Guernica Editions is going to publish my new novel, now called Cardinal Divide, in 2020. The contract is signed, the manuscript in the hands of their editor.
I don’t know a lot about Guernica Editions except that they’ve been around for forty years, have an interesting list and I like their covers.
Last winter I did a bit more rewriting, had no luck interesting agents in the book, then settled down to research Canadian publishers of literary fiction willing to look at unsolicited manuscripts. Turns out there are a lot of interesting small Canadian presses out there. Mostly they encourage you to read some of the books they’ve already published. Our local library was able to search by publishers so I could borrow some. Others I bought. It felt a bit random, deciding which to read, but the process did help me narrow down the list of presses. Plus I read some good writing.
I’d love to have an agent again, someone who really knows the publishing world. By the sort of serendipity that happens more often when you live in New York City (as I did once) than in rural Nova Scotia, my first novel, Where Bones Dance, caught the attention of a wonderful agent who numbered Jamaica Kincaid among her authors. She sent it to a few places, got some nibbles but no takers and told me to get on with a new book. We’d get that published first. But then she died, much too young. The novel languished in a drawer for years. Finally I set myself a goal of fifty new rejections. As I recall, I only made it to twenty-three.
My goal for Cardinal Divide was to send it to ten presses. This required cover letters tailored to each press, an exquisite form of torture. It helped to read other people’s so, for what it’s worth, here’s one version of mine:
Please find attached my new novel, Cardinal Divide, a work of literary fiction set in Alberta in the year 2000.
A father comes out to his daughter as a woman. Or at least, he was once a woman. It’s complicated. Funny. Painful. Eventually joyful. Meanwhile the daughter, who was adopted, has her own identity issues. At the Aboriginal addictions treatment centre where she works, everyone assumes she is indigenous. But is she? How can she find out? Her need to know leads her down dangerous roads.
Cardinal Divide is full of voices rarely heard in fiction. It explores the hunger for certainty and the mutability of identity, whether of gender, race or sexuality. Authenticity isn’t simple. Acting as somebody else is simultaneously a way to deceive and to explore the world.

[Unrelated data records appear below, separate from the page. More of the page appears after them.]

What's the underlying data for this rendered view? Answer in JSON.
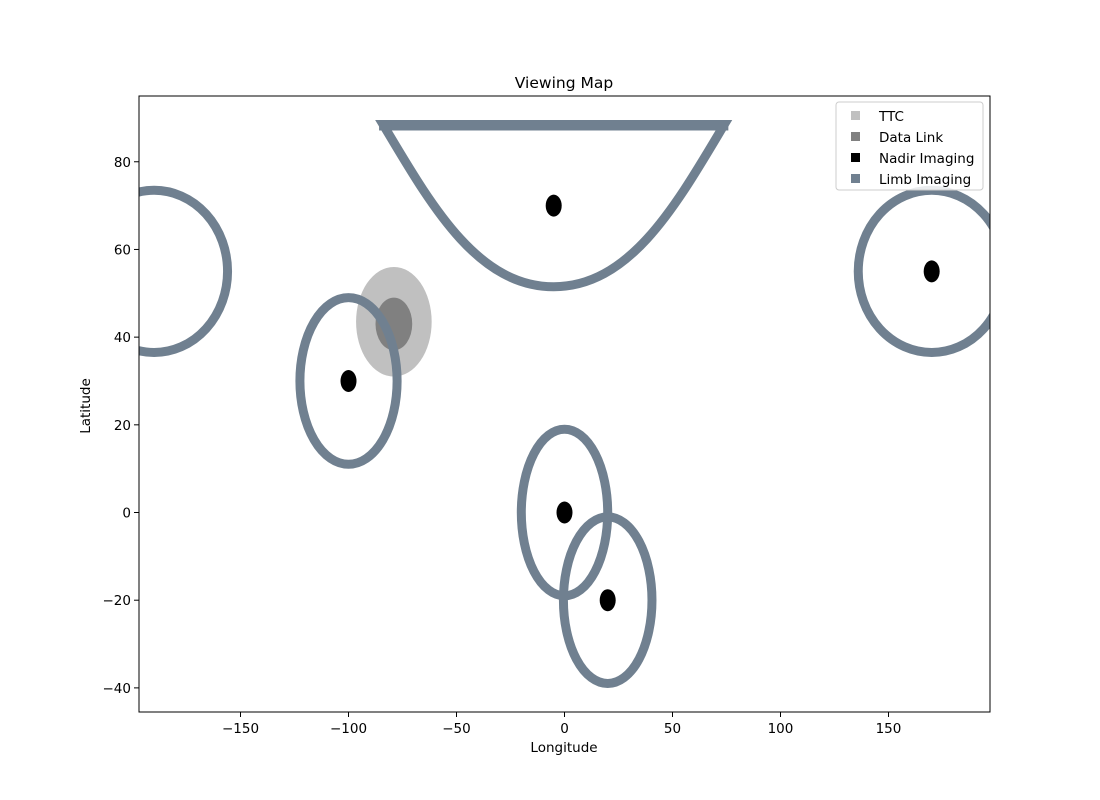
{
  "chart_data": {
    "type": "scatter",
    "title": "Viewing Map",
    "xlabel": "Longitude",
    "ylabel": "Latitude",
    "xlim": [
      -197,
      197
    ],
    "ylim": [
      -45.5,
      95
    ],
    "xticks": [
      -150,
      -100,
      -50,
      0,
      50,
      100,
      150
    ],
    "yticks": [
      -40,
      -20,
      0,
      20,
      40,
      60,
      80
    ],
    "xtick_labels": [
      "−150",
      "−100",
      "−50",
      "0",
      "50",
      "100",
      "150"
    ],
    "ytick_labels": [
      "−40",
      "−20",
      "0",
      "20",
      "40",
      "60",
      "80"
    ],
    "grid": false,
    "legend_position": "top-right",
    "series": [
      {
        "name": "TTC",
        "color": "#c0c0c0",
        "areas": [
          {
            "center": [
              -79,
              43.5
            ],
            "semi_axes": [
              17.5,
              12.5
            ]
          }
        ]
      },
      {
        "name": "Data Link",
        "color": "#808080",
        "areas": [
          {
            "center": [
              -79,
              43
            ],
            "semi_axes": [
              8.5,
              6
            ]
          }
        ]
      },
      {
        "name": "Nadir Imaging",
        "color": "#000000",
        "points": [
          [
            -100,
            30
          ],
          [
            0,
            0
          ],
          [
            20,
            -20
          ],
          [
            -5,
            70
          ],
          [
            170,
            55
          ]
        ]
      },
      {
        "name": "Limb Imaging",
        "color": "#708090",
        "rings": [
          {
            "center": [
              -100,
              30
            ],
            "semi_axes": [
              22.5,
              19
            ]
          },
          {
            "center": [
              0,
              0
            ],
            "semi_axes": [
              20,
              19
            ]
          },
          {
            "center": [
              20,
              -20
            ],
            "semi_axes": [
              20.5,
              19
            ]
          }
        ],
        "caps": [
          {
            "center_lon": -5,
            "min_lat": 51.5,
            "max_lat": 88.5,
            "half_width_at_top": 79
          }
        ],
        "wrapped_arcs": [
          {
            "center": [
              170,
              55
            ],
            "semi_axes": [
              34,
              18.5
            ]
          }
        ]
      }
    ]
  }
}
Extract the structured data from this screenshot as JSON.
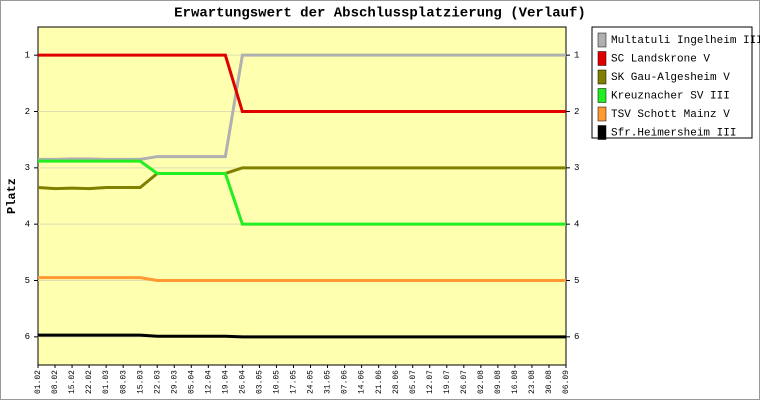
{
  "chart_data": {
    "type": "line",
    "title": "Erwartungswert der Abschlussplatzierung (Verlauf)",
    "y_label": "Platz",
    "categories": [
      "01.02",
      "08.02",
      "15.02",
      "22.02",
      "01.03",
      "08.03",
      "15.03",
      "22.03",
      "29.03",
      "05.04",
      "12.04",
      "19.04",
      "26.04",
      "03.05",
      "10.05",
      "17.05",
      "24.05",
      "31.05",
      "07.06",
      "14.06",
      "21.06",
      "28.06",
      "05.07",
      "12.07",
      "19.07",
      "26.07",
      "02.08",
      "09.08",
      "16.08",
      "23.08",
      "30.08",
      "06.09"
    ],
    "ylim": [
      0.5,
      6.5
    ],
    "y_inverted": true,
    "yticks": [
      1,
      2,
      3,
      4,
      5,
      6
    ],
    "grid": true,
    "legend": "right",
    "series": [
      {
        "name": "Multatuli Ingelheim III",
        "color": "#b0b0b0",
        "values": [
          2.85,
          2.85,
          2.84,
          2.84,
          2.85,
          2.85,
          2.85,
          2.8,
          2.8,
          2.8,
          2.8,
          2.8,
          1,
          1,
          1,
          1,
          1,
          1,
          1,
          1,
          1,
          1,
          1,
          1,
          1,
          1,
          1,
          1,
          1,
          1,
          1,
          1
        ]
      },
      {
        "name": "SC Landskrone V",
        "color": "#e00000",
        "values": [
          1,
          1,
          1,
          1,
          1,
          1,
          1,
          1,
          1,
          1,
          1,
          1,
          2,
          2,
          2,
          2,
          2,
          2,
          2,
          2,
          2,
          2,
          2,
          2,
          2,
          2,
          2,
          2,
          2,
          2,
          2,
          2
        ]
      },
      {
        "name": "SK Gau-Algesheim V",
        "color": "#808000",
        "values": [
          3.35,
          3.37,
          3.36,
          3.37,
          3.35,
          3.35,
          3.35,
          3.1,
          3.1,
          3.1,
          3.1,
          3.1,
          3,
          3,
          3,
          3,
          3,
          3,
          3,
          3,
          3,
          3,
          3,
          3,
          3,
          3,
          3,
          3,
          3,
          3,
          3,
          3
        ]
      },
      {
        "name": "Kreuznacher SV III",
        "color": "#22ee22",
        "values": [
          2.88,
          2.88,
          2.88,
          2.88,
          2.88,
          2.88,
          2.88,
          3.1,
          3.1,
          3.1,
          3.1,
          3.1,
          4,
          4,
          4,
          4,
          4,
          4,
          4,
          4,
          4,
          4,
          4,
          4,
          4,
          4,
          4,
          4,
          4,
          4,
          4,
          4
        ]
      },
      {
        "name": "TSV Schott Mainz V",
        "color": "#ff9933",
        "values": [
          4.95,
          4.95,
          4.95,
          4.95,
          4.95,
          4.95,
          4.95,
          5,
          5,
          5,
          5,
          5,
          5,
          5,
          5,
          5,
          5,
          5,
          5,
          5,
          5,
          5,
          5,
          5,
          5,
          5,
          5,
          5,
          5,
          5,
          5,
          5
        ]
      },
      {
        "name": "Sfr.Heimersheim III",
        "color": "#000000",
        "values": [
          5.97,
          5.97,
          5.97,
          5.97,
          5.97,
          5.97,
          5.97,
          5.99,
          5.99,
          5.99,
          5.99,
          5.99,
          6,
          6,
          6,
          6,
          6,
          6,
          6,
          6,
          6,
          6,
          6,
          6,
          6,
          6,
          6,
          6,
          6,
          6,
          6,
          6
        ]
      }
    ]
  }
}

Characters who pass as male, as white, as straight, straddle the cardinal divides. And then, sometimes, passing is becoming.
This book grew out of my experiences as a new immigrant to Canada, to Edmonton specifically. I was intrigued by the number of people I met who discovered their indigenous heritage as adults, and was startled by the level of ‘drunken Indian’ racism I heard from white Canadians. I began working at an addictions treatment center created by indigenous people. Later I was hired by the Alberta Native Friendship Centre to write a paper on the situation of two spirit youth. The fluidity and sophistication of traditional indigenous concepts of gender and sexual orientation stirred my imagination.
About myself: I’m English originally, white and queer. I was born in Hong Kong and lived in Germany, Israel and Nigeria. I read English at Cambridge, won a Kennedy Scholarship to Harvard, was about to go back to England to do a PhD. Instead I became a carpenter, a writer and an illegal alien. After twenty years of living under the radar in the US, I came to the attention of the authorities. When the government did not recognise our marriage, my American partner and I decided to move to Canada.
My first novel, Where Bones Dance (University of Wisconsin Press, 2007), came out a few months after I arrived here. It won the Writers’ Guild of Alberta 2008 prize for novel. A review in the Times Literary Supplement described the book as ‘an engaging and moving story of loss and discovery, revealed through dreamlike and delicate vignettes. Newington is an observer who retains the purity, the incomprehension and the sometimes powerful insight of a child, and this is what makes her book so memorable.’ (Lola Aragon, August 10th, 2007).
I hope you enjoy Cardinal Divide. I have submitted it to other publishers. I will let you know promptly if it is accepted elsewhere.
Looking at the letter now, I can’t imagine why composing it took so much time and gnashing of teeth, but it did. Whatever pep talks I give myself, submitting work feels like exposing my belly to a boot.
That being the case, it’s worth trying to improve the odds whatever way I can. Seeing that Guernica was running a prize competition when I was ready to submit the manuscript, I decided to cough up the $50 fee. In theory they would have looked at my work anyway but I figured somebody would have to read at least the first few pages of every prize entry. As it turned out, my book was long-listed but didn’t make the short-list. A couple of days after I’d stopped muttering and whimpering, I got an email saying they’d been impressed enough by the book to want to publish it. I couldn’t wipe the grin from my face for several days.